Nadine Valcin is a filmmaker and media artist. She is currently an MFA candidate in the Digital Futures program at OCAD University as well as the Archive/Counter Archive artist-in-residence at Library and Archives Canada. Nadine’s Thesis,  “Our Home and Haunted Land: A Meditation on Space and Public Memory, ” is a research-creation project which examines how immersive digital storytelling can be used to decolonize space and embody history and memory. The work asks how virtual space can be used to visualize the cultural and historical relationship between physical spaces.

For more information about Nadine’s thesis project, you can watch her colloquium presentation by visiting

On Tuesday, September 15th director Nadine Valcin and director of photography Chris Romeike participated in a moderated conversation with A/CA student researcher Debbie Ebanks Schlums about the making of WHITEWASH, an experimental film that examines slavery in Canada and its omission from the national narrative.

The team answered audience questions about their ethos as artists as well as the specifics of treatment/script-writing, casting, finding crew, pre-production, directing, producing, post-production, distribution and screenings with their selected short film.

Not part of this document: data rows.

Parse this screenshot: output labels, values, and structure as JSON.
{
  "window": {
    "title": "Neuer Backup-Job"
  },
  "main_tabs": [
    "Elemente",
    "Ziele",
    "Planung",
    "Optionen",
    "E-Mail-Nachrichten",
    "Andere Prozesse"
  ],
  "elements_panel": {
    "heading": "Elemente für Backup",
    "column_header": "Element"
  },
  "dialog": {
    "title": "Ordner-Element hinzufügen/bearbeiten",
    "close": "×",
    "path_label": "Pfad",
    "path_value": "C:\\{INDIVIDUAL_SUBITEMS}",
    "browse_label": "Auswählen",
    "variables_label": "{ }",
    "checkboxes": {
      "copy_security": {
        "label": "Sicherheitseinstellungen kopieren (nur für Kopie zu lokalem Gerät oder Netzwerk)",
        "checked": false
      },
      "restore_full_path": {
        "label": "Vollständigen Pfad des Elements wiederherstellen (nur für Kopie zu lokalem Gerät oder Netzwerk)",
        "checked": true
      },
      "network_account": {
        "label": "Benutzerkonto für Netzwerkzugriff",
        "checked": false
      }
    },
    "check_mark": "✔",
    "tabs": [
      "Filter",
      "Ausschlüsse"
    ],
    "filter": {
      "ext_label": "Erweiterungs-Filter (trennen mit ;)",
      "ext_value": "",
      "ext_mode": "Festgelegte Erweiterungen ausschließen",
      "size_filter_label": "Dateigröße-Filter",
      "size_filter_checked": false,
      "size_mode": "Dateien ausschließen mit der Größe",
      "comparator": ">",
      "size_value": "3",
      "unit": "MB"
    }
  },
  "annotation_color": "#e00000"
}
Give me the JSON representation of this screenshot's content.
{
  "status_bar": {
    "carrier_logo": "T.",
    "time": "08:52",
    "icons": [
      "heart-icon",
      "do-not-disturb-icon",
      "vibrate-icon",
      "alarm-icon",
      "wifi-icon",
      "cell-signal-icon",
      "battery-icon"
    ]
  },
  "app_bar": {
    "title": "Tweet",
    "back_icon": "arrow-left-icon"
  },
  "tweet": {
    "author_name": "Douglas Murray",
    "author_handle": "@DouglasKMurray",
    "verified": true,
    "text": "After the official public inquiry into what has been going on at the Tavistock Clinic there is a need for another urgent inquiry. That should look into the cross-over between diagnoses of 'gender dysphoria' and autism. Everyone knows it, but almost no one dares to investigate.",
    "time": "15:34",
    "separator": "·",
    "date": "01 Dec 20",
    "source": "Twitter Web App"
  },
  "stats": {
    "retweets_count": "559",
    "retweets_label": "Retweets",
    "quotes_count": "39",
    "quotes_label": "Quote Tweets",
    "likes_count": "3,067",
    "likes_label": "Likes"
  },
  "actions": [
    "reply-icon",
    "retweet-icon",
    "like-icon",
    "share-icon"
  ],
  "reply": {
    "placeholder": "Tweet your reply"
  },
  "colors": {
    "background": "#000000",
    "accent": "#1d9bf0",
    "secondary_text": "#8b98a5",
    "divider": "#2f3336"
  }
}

Whitewash” examines slavery in Canada and its omission from the national narrative. The country prides itself as being the benevolent refuge where enslaved Africans who were brought to United States gained their freedom via the Underground Railroad. That powerful image overshadows the fact that slavery was legal in Canada for over 200 years under both French and British rule. “Whitewash” brings to light some of the slave families that were brought to Prince Edward Island by Loyalists and looks at how nine generations of descendants have assimilated to the point of leaving very few visible traces of their origin.